- Born: 1971 Copenhagen, Denmark
- Education: Bachelor's in Economics
- Occupations: Entrepreneur and author
- Employer: Zendesk
- Notable work: Startupland
- Title: Founder

= Mikkel Svane =

Danish author and entrepreneur

Mikkel Svane is the co-founder and former CEO of the software company Zendesk. He has written Startupland, documenting his experiences of starting his company.

== Early life and education ==
Svane was born in Copenhagen, Denmark in 1971. He became interested in computer programming when he was 11 years-old. As a child, he created basic computer games. He served in the Danish military and earned a degree in economics in the early 1990s.

== Career ==
After college, Svane started a business creating stereograms. He authored a book and created software to help others make stereograms themselves. Svane also created a website for free news and event listings called Forum.dk. Forum.dk was purchased by a newspaper, but Svane retained ownership of the software that ran it.

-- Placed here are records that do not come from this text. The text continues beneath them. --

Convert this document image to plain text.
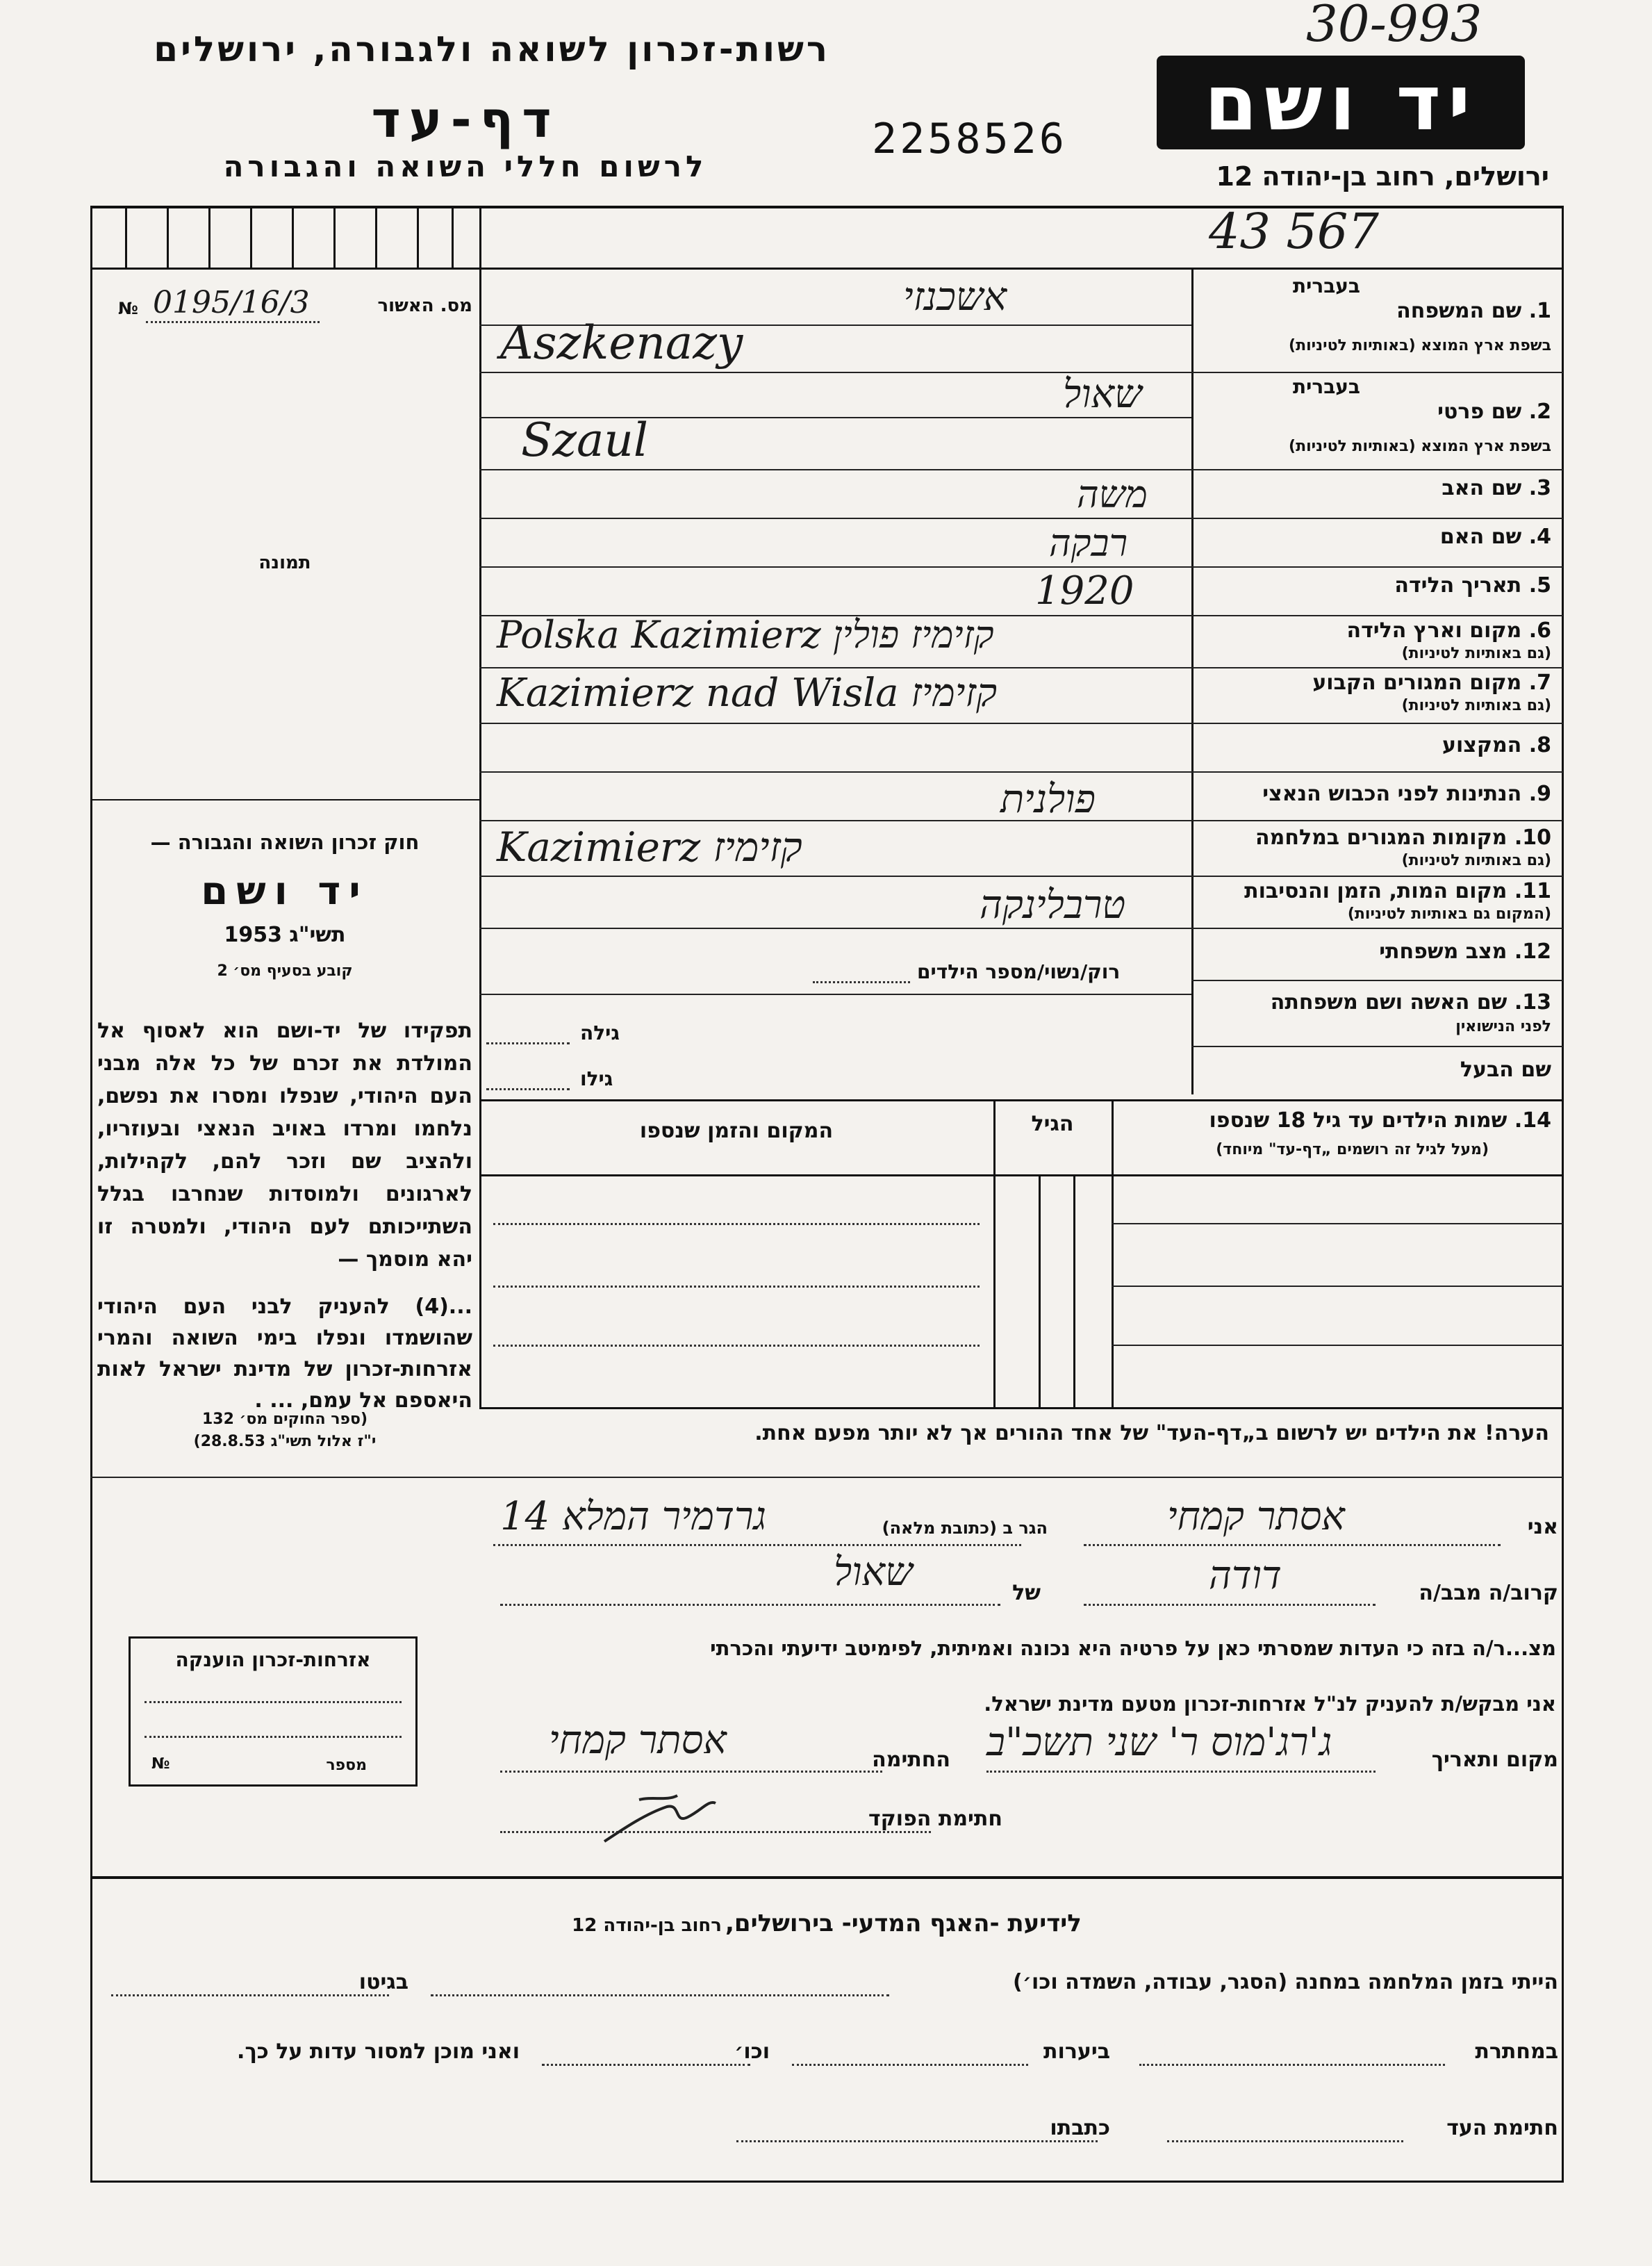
רשות-זכרון לשואה ולגבורה, ירושלים
דף-עד
לרשום חללי השואה והגבורה
2258526
30-993
יד ושם
ירושלים, רחוב בן-יהודה 12
43 567
№ 0195/16/3	מס. האשור
תמונה
חוק זכרון השואה והגבורה —
יד ושם
תשי"ג 1953
קובע בסעיף מס׳ 2
תפקידו של יד-ושם הוא לאסוף אל המולדת את זכרם של כל אלה מבני העם היהודי, שנפלו ומסרו את נפשם, נלחמו ומרדו באויב הנאצי ובעוזריו, ולהציב שם וזכר להם, לקהילות, לארגונים ולמוסדות שנחרבו בגלל השתייכותם לעם היהודי, ולמטרה זו יהא מוסמך —
...(4) להעניק לבני העם היהודי שהושמדו ונפלו בימי השואה והמרי אזרחות-זכרון של מדינת ישראל לאות היאספם אל עמם, ... .
(ספר החוקים מס׳ 132
י"ז אלול תשי"ג 28.8.53)
בעברית
1. שם המשפחה
בשפת ארץ המוצא (באותיות לטיניות)
אשכנזי
Aszkenazy
בעברית
2. שם פרטי
בשפת ארץ המוצא (באותיות לטיניות)
שאול
Szaul
3. שם האב
משה
4. שם האם
רבקה
5. תאריך הלידה
1920
6. מקום וארץ הלידה
(גם באותיות לטיניות)
Polska Kazimierz קזימיז פולין
7. מקום המגורים הקבוע
(גם באותיות לטיניות)
Kazimierz nad Wisla קזימיז
8. המקצוע
9. הנתינות לפני הכבוש הנאצי
פולנית
10. מקומות המגורים במלחמה
(גם באותיות לטיניות)
Kazimierz קזימיז
11. מקום המות, הזמן והנסיבות
(המקום גם באותיות לטיניות)
טרבלינקה
12. מצב משפחתי
רוק/נשוי/מספר הילדים
13. שם האשה ושם משפחתה
לפני הנישואין
גילה
שם הבעל
גילו
14. שמות הילדים עד גיל 18 שנספו
(מעל לגיל זה רושמים „דף-עד" מיוחד)
הגיל
המקום והזמן שנספו
הערה! את הילדים יש לרשום ב„דף-העד" של אחד ההורים אך לא יותר מפעם אחת.
אני
אסתר קמחי
הגר ב (כתובת מלאה)
גרדמיר המלא 14
קרוב/ה מבב/ה
דודה
של
שאול
מצ...ר/ה בזה כי העדות שמסרתי כאן על פרטיה היא נכונה ואמיתית, לפימיטב ידיעתי והכרתי
אני מבקש/ת להעניק לנ"ל אזרחות-זכרון מטעם מדינת ישראל.
מקום ותאריך
ג'רג'מוס ר' שני תשכ"ב
החתימה
אסתר קמחי
חתימת הפוקד
אזרחות-זכרון הוענקה
מספר
№
לידיעת -האגף המדעי- בירושלים, רחוב בן-יהודה 12
הייתי בזמן המלחמה במחנה (הסגר, עבודה, השמדה וכו׳)
בגיטו
במחתרת
ביערות
וכו׳
ואני מוכן למסור עדות על כך.
חתימת העד
כתבתו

The Forum.dk software became the basis of Caput A/S, a startup Svane created in 1996 that sold software to run the websites of media companies. Caput went out of business as a result of the crash following the dot-com bubble. In 2002, Svane got his first traditional job when he was recruited as General Manager at a German business consulting firm called Materna. He left that position in the Summer of 2005 and started doing his own freelance consulting work.

Svane was in his mid-30s when he founded Zendesk with two of his friends, Alexander Aghassipour and Morten Primdahl. Initially, the founders funded the company themselves, while working consulting gigs on the side. They developed the software in Svane's apartment in Copenhagen, Denmark, using an old door as a desk to work upon, which later hung in the Zendesk headquarters as the original 'Zen desk'. Svane later said that he became CEO in 2007 because the other two co-founders were busy writing code.

Svane moved the company to California in 2009. Svane led the company's ongoing expansion and its initial public offering in 2014. In 2014, Svane published a book about his life and starting Zendesk called "Startupland: How Three Guys Risked Everything to Turn an Idea into a Global Business." The book details Svane's early work creating the company and raising venture capital. In June 2022, Zendesk was acquired by a group of investment firms including Hellman & Friedman and Permira, in a deal that valued Zendesk at $10.2 billion. On November 28, 2022, Svane stepped down as CEO of Zendesk.